A leading human resource capital management in DC area with over 2B user records containing contact and other pertinent information used by hospitals and medical facilities.


Process automation to increase efficiency

Setting the scene

The company discussed in this case study is a leading human resource capital management in DC area, with over 2B user records containing contact and other pertinent information used by hospitals and medical facilities.

Its records, used for background verification and employment eligibility, are received by batch files every month which need to be processed and reconciled with existing records.

The ingestion process validates the completeness of the incoming records and stores it in a staging MongoDB database before the processing app picks up the record, searches a SOLR cluster and updates appropriately.

This process currently takes over 30 days to process, causing backlogs, inefficiencies and missed revenue opportunities.

The client has approached us to offer a hosting solution in AWS, but cautioned us against making any changes to application stack, as it was a HIPAA compliant / approved configuration.


Our engineers proposed a streamlined approach to build several clusters in AWS:

  • a 100-node MongoDB
  • a 100-node SOLR
  • a 100-node application clusters to quickly process the batches within 3 days

All the parameters, such as OS, software version, connection information, deployment artifacts, number of instances, disk specifications and database authentication that were required to build these clusters, were specified in configuration files.

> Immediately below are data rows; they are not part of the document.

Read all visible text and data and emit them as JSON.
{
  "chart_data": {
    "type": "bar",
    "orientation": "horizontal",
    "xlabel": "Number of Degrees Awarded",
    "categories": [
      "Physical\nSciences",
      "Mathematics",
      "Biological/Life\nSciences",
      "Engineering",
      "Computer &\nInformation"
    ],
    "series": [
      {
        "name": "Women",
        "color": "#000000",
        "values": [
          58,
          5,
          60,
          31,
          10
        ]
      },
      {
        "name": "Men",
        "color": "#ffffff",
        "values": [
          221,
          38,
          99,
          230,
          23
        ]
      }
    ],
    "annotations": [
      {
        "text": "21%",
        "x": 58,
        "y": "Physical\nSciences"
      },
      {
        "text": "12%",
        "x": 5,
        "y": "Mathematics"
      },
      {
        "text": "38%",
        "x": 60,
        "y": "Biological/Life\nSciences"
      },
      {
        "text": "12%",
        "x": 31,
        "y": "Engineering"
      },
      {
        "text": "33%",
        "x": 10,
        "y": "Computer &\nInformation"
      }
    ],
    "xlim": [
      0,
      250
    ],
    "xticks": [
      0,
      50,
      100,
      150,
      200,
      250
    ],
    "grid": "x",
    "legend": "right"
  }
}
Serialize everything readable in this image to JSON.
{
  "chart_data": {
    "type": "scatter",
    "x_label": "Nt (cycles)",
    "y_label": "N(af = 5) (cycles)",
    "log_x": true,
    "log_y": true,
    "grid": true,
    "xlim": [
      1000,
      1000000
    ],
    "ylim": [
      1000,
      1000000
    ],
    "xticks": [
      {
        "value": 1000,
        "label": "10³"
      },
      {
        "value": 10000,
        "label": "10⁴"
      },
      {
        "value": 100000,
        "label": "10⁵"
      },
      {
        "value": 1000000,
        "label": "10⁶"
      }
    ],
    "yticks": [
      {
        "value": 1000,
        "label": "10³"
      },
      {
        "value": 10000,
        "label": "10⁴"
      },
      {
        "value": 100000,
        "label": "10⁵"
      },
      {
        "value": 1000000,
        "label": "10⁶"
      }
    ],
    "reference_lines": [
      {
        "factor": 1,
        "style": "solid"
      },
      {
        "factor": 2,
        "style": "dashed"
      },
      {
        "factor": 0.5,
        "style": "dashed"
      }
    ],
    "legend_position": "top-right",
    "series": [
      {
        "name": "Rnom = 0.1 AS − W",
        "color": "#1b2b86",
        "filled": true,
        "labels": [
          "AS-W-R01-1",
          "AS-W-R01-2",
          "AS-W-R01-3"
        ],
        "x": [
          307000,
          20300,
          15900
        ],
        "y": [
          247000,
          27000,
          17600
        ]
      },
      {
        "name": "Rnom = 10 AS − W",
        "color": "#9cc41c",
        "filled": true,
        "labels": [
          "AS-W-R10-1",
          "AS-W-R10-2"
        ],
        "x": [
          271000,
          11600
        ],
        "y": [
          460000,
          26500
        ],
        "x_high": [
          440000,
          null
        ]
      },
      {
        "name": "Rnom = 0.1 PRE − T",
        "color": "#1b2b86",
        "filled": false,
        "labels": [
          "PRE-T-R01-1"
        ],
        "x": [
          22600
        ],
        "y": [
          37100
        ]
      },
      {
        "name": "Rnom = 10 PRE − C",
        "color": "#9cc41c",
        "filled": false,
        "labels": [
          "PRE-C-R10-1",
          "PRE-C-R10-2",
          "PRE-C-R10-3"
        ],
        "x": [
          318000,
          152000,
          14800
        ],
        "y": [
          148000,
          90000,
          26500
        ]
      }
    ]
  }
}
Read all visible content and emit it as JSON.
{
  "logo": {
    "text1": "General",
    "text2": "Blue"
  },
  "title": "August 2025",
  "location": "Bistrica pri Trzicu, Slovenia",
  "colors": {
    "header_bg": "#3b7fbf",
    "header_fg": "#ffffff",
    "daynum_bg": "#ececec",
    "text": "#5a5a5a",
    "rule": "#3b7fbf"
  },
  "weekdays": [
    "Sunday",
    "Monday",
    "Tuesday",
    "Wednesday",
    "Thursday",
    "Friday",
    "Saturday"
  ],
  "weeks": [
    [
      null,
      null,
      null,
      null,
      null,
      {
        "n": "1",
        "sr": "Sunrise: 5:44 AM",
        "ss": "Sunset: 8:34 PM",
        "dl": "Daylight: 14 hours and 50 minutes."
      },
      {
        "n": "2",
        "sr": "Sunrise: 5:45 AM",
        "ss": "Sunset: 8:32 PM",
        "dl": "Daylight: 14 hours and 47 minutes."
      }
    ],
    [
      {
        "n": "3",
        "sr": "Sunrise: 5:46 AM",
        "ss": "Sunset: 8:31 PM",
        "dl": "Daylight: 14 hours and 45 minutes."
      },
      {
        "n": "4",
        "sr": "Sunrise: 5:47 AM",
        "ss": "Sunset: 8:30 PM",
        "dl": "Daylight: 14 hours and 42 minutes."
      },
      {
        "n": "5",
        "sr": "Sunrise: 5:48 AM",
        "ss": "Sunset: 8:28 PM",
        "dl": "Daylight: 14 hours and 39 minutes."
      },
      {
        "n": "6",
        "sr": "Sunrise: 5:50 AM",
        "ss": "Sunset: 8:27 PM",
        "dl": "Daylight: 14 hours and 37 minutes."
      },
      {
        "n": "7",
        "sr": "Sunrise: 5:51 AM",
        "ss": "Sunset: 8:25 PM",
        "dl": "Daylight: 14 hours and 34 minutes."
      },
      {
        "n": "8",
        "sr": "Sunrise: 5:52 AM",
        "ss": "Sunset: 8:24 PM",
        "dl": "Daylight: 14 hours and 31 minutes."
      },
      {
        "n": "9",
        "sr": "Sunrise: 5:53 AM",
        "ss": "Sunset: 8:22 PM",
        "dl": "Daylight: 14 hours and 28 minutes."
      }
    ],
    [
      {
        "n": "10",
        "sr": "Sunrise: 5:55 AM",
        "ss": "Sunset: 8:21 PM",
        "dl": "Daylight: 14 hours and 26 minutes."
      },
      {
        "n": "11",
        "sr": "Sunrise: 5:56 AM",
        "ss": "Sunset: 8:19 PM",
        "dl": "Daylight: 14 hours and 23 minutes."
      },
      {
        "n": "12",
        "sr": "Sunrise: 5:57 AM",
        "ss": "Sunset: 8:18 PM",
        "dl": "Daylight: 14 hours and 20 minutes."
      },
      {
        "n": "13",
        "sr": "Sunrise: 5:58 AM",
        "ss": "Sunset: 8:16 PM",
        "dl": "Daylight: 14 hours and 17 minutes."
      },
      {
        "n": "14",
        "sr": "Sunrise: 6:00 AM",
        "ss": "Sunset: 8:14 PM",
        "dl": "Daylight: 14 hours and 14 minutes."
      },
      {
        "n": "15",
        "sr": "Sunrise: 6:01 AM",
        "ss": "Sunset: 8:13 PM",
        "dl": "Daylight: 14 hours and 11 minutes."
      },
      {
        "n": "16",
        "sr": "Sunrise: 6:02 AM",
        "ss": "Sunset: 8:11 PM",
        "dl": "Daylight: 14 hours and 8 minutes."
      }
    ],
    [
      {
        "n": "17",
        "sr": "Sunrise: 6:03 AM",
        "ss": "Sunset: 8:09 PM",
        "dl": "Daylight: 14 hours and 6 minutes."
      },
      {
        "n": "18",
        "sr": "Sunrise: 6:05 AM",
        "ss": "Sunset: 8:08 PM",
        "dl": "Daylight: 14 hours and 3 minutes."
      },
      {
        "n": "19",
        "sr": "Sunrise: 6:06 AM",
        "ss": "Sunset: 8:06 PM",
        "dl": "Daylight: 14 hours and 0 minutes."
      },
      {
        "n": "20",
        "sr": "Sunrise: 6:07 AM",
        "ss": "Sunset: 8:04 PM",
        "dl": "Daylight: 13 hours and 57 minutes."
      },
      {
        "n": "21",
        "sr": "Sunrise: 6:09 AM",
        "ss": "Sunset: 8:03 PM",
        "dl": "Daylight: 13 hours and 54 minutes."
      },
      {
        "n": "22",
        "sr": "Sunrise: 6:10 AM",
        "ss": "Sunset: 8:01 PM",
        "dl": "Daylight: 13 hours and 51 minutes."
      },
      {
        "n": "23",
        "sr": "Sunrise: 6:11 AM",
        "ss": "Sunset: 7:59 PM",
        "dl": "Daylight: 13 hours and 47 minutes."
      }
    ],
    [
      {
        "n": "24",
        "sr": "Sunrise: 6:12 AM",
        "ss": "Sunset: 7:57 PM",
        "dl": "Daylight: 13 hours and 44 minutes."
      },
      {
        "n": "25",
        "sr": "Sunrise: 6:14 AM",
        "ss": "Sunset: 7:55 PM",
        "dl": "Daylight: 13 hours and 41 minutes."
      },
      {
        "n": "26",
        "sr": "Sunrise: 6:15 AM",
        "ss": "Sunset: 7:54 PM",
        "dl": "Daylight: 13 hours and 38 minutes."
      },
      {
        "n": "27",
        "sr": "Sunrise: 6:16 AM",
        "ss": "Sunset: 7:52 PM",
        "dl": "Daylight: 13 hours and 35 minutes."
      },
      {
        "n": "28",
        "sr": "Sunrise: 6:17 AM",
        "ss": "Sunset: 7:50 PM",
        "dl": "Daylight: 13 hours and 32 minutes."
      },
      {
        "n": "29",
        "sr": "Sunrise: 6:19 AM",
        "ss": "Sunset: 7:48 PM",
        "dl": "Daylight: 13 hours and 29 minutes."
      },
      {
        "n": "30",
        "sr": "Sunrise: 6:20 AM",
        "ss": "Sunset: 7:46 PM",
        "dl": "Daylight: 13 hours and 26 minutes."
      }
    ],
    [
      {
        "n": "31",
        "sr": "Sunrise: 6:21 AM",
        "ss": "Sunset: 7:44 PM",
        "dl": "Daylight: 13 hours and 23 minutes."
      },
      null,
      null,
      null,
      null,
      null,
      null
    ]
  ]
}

The clusters were then created and destroyed on demand using Chef tools so they can be easily tweaked to meet increased workload based on the number of files to process and speed of ingestion / processing.

Our engineers developed all the Chef recipes and several utilities to monitor, stop, start, destroy, run arbitrary commands in a dynamic environment including code deployment.


The cluster contained several moving parts that needed to be coordinated precisely and started in a specific order.

The customer had a tight budget and the time allocated to understand the environment was very extremely aggressive (4 weeks). This included:

  • choosing the right instance sizes, memory footprints, storage size and performance
  • developing of the Chef infrastructure
  • integrating testing and validation of the design. Customer wanted the new environment to process next set of batches expected at end of January 2016.

We had to adhere to stack specification including OS, patch level, software apps (Java, Tomcat, MongoDB and SOLR)


The customer now has an automated way to build and deploy infrastructure cluster rapidly using configuration parameters.

Prior to this project, the customer had zero experience using AWS. Now they are able to manage complex infrastructures within matter of weeks.

We helped automated processes (such as code delivery to S3 buckets) to achieve long-pending compliance requirements, such as code archival, DR/BCP and infrastructure automation.